Reinvent Olympic Sports

The Really Modern Pentathlon:

– The Sixty-Mile Commute in Rush Hour
– The 1500 Meter Walking While Texting
– The Search for Enough Space to Play Beach Volleyball at the Beach on a Long Weekend
– The Bicycle Courier Race through a Busy Downtown
– The Dexterity Event: Handling a smartphone, Starbucks coffee, briefcase, and MP3 player all at once.

Nastiweightput - Male

Each country has their heaviest male weightlifter throw their lightest female gymnast down the shotput area. Must grip two limbs on the gymnast. Russians have won everyone of these since inception.

Maroweightput - Female

Each country has their heaviest female weightlifter thrown their lightest (male) marathoner down the shotput area. Romania has one very one of these since the fall of the iron curtain–East Germany won all prior to the fall, experts believe the dominance due to this was one way EG’s made it over the Berlin wall. Ethiopia barred from competition.

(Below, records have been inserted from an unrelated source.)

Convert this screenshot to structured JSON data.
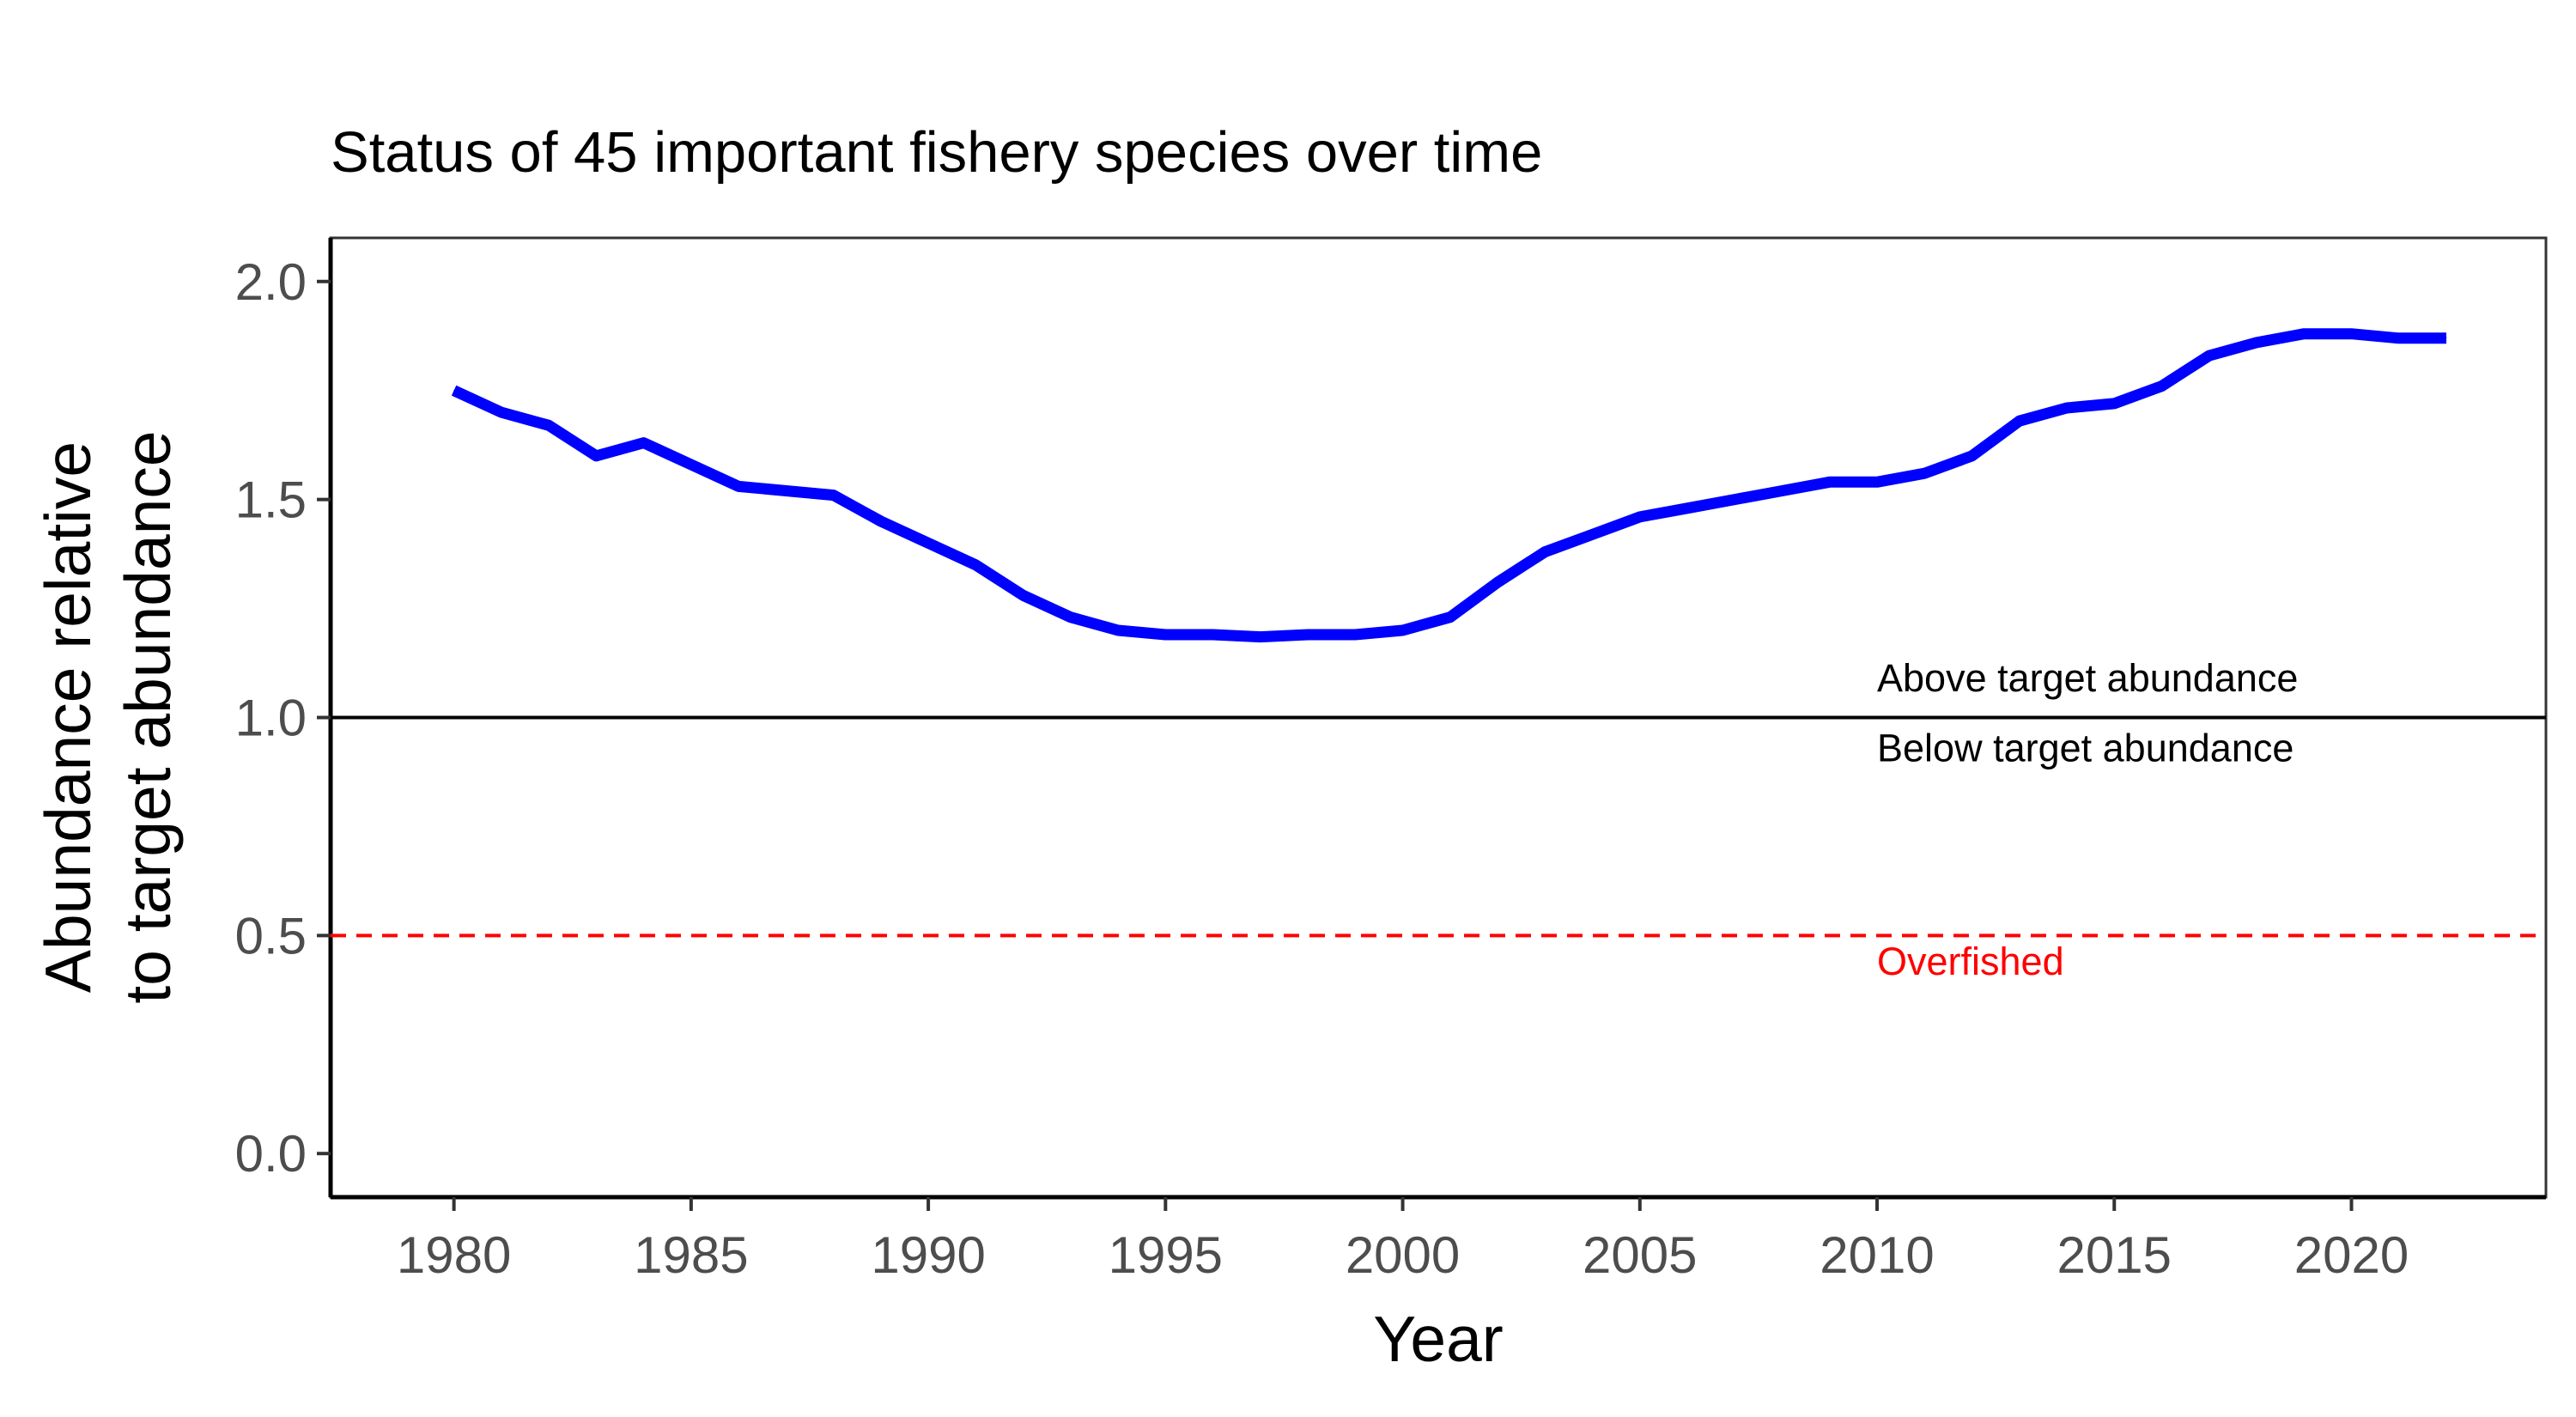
{
  "chart_data": {
    "type": "line",
    "title": "Status of 45 important fishery species over time",
    "xlabel": "Year",
    "ylabel_line1": "Abundance relative",
    "ylabel_line2": "to target abundance",
    "xlim": [
      1977.4,
      2024.1
    ],
    "ylim": [
      -0.1,
      2.1
    ],
    "x_ticks": [
      1980,
      1985,
      1990,
      1995,
      2000,
      2005,
      2010,
      2015,
      2020
    ],
    "y_ticks": [
      0.0,
      0.5,
      1.0,
      1.5,
      2.0
    ],
    "y_tick_labels": [
      "0.0",
      "0.5",
      "1.0",
      "1.5",
      "2.0"
    ],
    "grid": false,
    "series": [
      {
        "color": "#0000ff",
        "x": [
          1980,
          1981,
          1982,
          1983,
          1984,
          1985,
          1986,
          1987,
          1988,
          1989,
          1990,
          1991,
          1992,
          1993,
          1994,
          1995,
          1996,
          1997,
          1998,
          1999,
          2000,
          2001,
          2002,
          2003,
          2004,
          2005,
          2006,
          2007,
          2008,
          2009,
          2010,
          2011,
          2012,
          2013,
          2014,
          2015,
          2016,
          2017,
          2018,
          2019,
          2020,
          2021,
          2022
        ],
        "y": [
          1.75,
          1.7,
          1.67,
          1.6,
          1.63,
          1.58,
          1.53,
          1.52,
          1.51,
          1.45,
          1.4,
          1.35,
          1.28,
          1.23,
          1.2,
          1.19,
          1.19,
          1.185,
          1.19,
          1.19,
          1.2,
          1.23,
          1.31,
          1.38,
          1.42,
          1.46,
          1.48,
          1.5,
          1.52,
          1.54,
          1.54,
          1.56,
          1.6,
          1.68,
          1.71,
          1.72,
          1.76,
          1.83,
          1.86,
          1.88,
          1.88,
          1.87,
          1.87
        ]
      }
    ],
    "reference_lines": [
      {
        "y": 1.0,
        "color": "#000000",
        "style": "solid"
      },
      {
        "y": 0.5,
        "color": "#ff0000",
        "style": "dashed"
      }
    ],
    "annotations": [
      {
        "text": "Above target abundance",
        "x": 2010,
        "y": 1.06,
        "color": "#000000"
      },
      {
        "text": "Below target abundance",
        "x": 2010,
        "y": 0.9,
        "color": "#000000"
      },
      {
        "text": "Overfished",
        "x": 2010,
        "y": 0.41,
        "color": "#ff0000"
      }
    ]
  }
}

Can’t we just put the horses in the water?

Javelin will now be for accuracy.

Archery targets will now be moving.

100 meter moonwalk! Yes, there will be music set to it

Horses will no longer be the only animals who are qualified to be Olympians. We introduce…bear wrestling!

Only if it’s played with a solid ball at the bottom of the pool.

The martial arts events will involve each competitor being surrounded by a ring of black-clad ninjas who attack one or two at a time. Points awarded by a panel of judges for style, time, quality of stunt work, and number of ninjas who are kicked through glass panes and wooden bannisters.

Good idea, but in the old games women were not allowed to watch (and certainly not participate). However, we are more broadminded now.

Bonus points if your lips move with no relation to what you are saying. Extra bonus points if you can include “Huh! You have dishonored my family. Huh! Huh! Prepare to die!” in your routine.

I think that’s the Jerome K. Jerome.

Peter Kay for the Olympics!

Going back to the centathlon, there would need to a rule disqualifying suicides.

The other day, I thought up a different way to turn diving into a real sport and a beauty contest, but quite the opposite of Gedd’s idea****. With each successive round, they make the pool shallower and shallower. In each round, each diver can either attempt the dive or chicken out and be removed from the competition. Whoever makes the shallowest dive and still survives wins.

Pole Vault:

Instead of using a shaft to boost oneself over a high bar, the event now involves sprinting down a track as in long jump, but rather than leaping over and into a pit of sand, the athlete leaps Evel Knievel style over a bunch of Polish nationals laid in a row.

White Water Polo - teams of swimmers compete to capture multiple balls and hit targets/goals, as they traverse the kayak course (downstream, of course)

Not a joke idea but I really would like to see a running competition in which they simply measured for the fastest top speed.

Shot putt: Moving the ball through a golf course by shooting at it with a pellet gun.

How about a Pirate Pentathlon? Consisting of shooting (musket & cannon), grappeling, cutlassing and stand-up comedy (I’ve seen the Pirates of the Caribbean films).

I meant to say “NOT a beauty contest.”

They should also go ahead and just add dodgeball and paintball . . . mixed together.

Paintballdodge.

Competitors must also be dressed as a superhero from their country (though no powers or equipment may be used).

You’re not thinking big enough: Captain America throwing the discus! Zorro winning the Modern Pentathlon!

If I may extend this discussion to Winter sports as well I’d like to propose an alpine biathlone. Downhill skiing with target shooting on the run.